For rapid freezing of a biopsy taken from a patient, for cancer research for example, the standard procedure is using liquid nitrogen. This, however, is not allowed inside the operating room. The consequence is a laborious procedure causing unnecessary delay. Researchers of the University of Twente developed a 'snap freezing' apparatus that cools a vial even faster than in liquid nitrogen, and is safe for use inside the operating room. Another advantage is that the speed of cooling is adjustable. The new device is presented in Nature's 'Scientific Reports'. The Dutch VUmc hospital is already running experiments using the new device.

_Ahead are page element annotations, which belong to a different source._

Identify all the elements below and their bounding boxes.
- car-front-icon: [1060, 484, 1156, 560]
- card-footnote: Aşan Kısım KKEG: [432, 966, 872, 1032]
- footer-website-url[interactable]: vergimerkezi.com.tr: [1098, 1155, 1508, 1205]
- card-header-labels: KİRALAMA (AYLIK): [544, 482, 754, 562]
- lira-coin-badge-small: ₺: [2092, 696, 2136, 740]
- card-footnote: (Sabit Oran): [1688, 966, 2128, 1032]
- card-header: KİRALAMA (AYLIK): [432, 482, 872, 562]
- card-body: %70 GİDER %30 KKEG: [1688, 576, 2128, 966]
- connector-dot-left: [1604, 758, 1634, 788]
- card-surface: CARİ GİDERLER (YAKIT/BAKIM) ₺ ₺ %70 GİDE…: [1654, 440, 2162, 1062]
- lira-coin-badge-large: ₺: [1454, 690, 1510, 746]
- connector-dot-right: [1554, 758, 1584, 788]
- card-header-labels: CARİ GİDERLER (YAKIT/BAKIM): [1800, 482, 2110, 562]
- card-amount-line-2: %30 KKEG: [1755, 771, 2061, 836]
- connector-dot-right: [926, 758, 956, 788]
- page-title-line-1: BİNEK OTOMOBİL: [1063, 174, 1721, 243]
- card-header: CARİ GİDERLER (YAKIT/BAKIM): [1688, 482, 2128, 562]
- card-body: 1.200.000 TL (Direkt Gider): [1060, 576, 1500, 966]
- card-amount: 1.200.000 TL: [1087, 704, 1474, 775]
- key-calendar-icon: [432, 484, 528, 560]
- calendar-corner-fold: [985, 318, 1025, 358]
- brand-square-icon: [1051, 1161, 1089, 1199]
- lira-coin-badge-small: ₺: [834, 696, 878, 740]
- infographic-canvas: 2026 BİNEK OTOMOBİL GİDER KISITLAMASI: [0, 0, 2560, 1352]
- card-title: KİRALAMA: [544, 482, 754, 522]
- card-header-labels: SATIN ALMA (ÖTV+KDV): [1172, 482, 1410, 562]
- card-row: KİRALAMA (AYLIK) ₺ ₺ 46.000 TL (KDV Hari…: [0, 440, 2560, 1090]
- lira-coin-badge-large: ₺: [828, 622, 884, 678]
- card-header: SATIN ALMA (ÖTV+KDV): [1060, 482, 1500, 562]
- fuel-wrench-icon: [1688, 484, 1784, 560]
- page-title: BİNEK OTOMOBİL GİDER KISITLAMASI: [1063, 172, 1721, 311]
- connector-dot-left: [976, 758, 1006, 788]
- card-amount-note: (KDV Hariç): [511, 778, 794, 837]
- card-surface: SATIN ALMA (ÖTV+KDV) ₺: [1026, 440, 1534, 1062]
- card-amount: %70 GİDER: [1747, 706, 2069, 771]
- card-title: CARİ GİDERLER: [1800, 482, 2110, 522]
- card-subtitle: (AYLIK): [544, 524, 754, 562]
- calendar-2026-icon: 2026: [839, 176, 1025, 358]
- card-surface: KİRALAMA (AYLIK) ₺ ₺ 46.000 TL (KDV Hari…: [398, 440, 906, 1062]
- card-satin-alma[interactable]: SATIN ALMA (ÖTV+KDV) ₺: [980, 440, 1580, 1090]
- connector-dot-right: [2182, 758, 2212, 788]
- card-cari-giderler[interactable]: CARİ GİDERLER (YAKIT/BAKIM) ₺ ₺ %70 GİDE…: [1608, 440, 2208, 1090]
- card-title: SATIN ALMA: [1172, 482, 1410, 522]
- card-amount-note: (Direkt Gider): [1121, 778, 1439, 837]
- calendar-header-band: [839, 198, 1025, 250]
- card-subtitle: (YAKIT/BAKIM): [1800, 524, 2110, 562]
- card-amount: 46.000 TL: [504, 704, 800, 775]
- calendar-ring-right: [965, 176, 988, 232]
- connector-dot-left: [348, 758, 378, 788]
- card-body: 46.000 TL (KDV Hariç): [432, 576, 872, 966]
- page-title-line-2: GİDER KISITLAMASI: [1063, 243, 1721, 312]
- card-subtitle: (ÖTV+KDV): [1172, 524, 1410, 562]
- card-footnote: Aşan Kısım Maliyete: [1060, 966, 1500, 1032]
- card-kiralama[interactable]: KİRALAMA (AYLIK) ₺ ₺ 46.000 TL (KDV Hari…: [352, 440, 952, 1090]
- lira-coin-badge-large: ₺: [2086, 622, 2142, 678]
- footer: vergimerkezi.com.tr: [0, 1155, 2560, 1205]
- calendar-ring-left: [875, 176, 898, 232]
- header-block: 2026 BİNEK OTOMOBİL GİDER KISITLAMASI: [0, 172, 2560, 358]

For finding personalized cancer treatments, for example, molecular medicine is an emerging field. For many laboratory tests, a biopsy is kept at room temperature all the way from taking the tissue sample to the lab. But for protein analysis, proteomics, the tissue has to be frozen instantly. This is also called snap freezing and is made possible by immersing a vial containing the tissue in a bath of liquid nitrogen, cooling it down to minus 196 degrees Celsius. To avoid risks for the patient and medical staff, this cannot be done inside the operation theatre. In practice someone is ready, waiting directly outside with a liquid nitrogen container, wearing protecting clothing. There is still delay in moving the sample outside, this procedure may influence the lab results. The new snap freezer developed by UT scientist, can simply be connected to the mains and does not have any risk of physical contact or breathing harmful cooling gas or liquid. Special gloves or clothing aren't necessary either. The apparatus freezes vials even faster than in liquid nitrogen, and it is more flexible as the cooling speed can be adjusted.
Although so-called cryocoolers are available on the market, the challenge is keeping it compact. A hospital simply is not helped by a cooler of a cubic meter in size, costing a lot of money: this would be needed to get the necessary cooling capacity. Thanks to a smart design, this can be reduced substantially. The solution now found, consists of a very compact cryocooler, a buffer made of copper for retaining the low temperature (thermal energy storage unit, TESU) and a closed helium gas system that works as a heat exchanger. There is a gap between the TESU and the vial with the biopsy for contact gas flow. Next to the direct cooling effect, the researchers expected to see cooling by the movement of the gas - compare it to the windchill making us feel colder than the actual temperature. Surprisingly, this effect cannot be demonstrated in this case. Apart from developing a new device, the research also gives new physical insights in gas flows.
The medical center of the Free University in Amsterdam (VUmc) is testing the device, at this moment in a policlinic setting because for actual use in the operation theatre, certification is still necessary. The team lead by Srinivas Vanapalli is also working on a sustainable solution for cold transport, for example when a tissue sample has to be moved over a large distance to another lab. Except for diagnostics, rapid cooling devices are also promising in treatment, killing tumor cells in a highly targeted way. This is currently another field of research addressed together with cryoablation specialists.
The research was done in the Energy, Materials and Systems group of Prof Marcel ter Brake. This group has a lot of experience with superconductivity, for example for CERN and ITER, and the very low temperatures needed for that. Developing coolers for a wide range of applications has become a research field of its own in this group.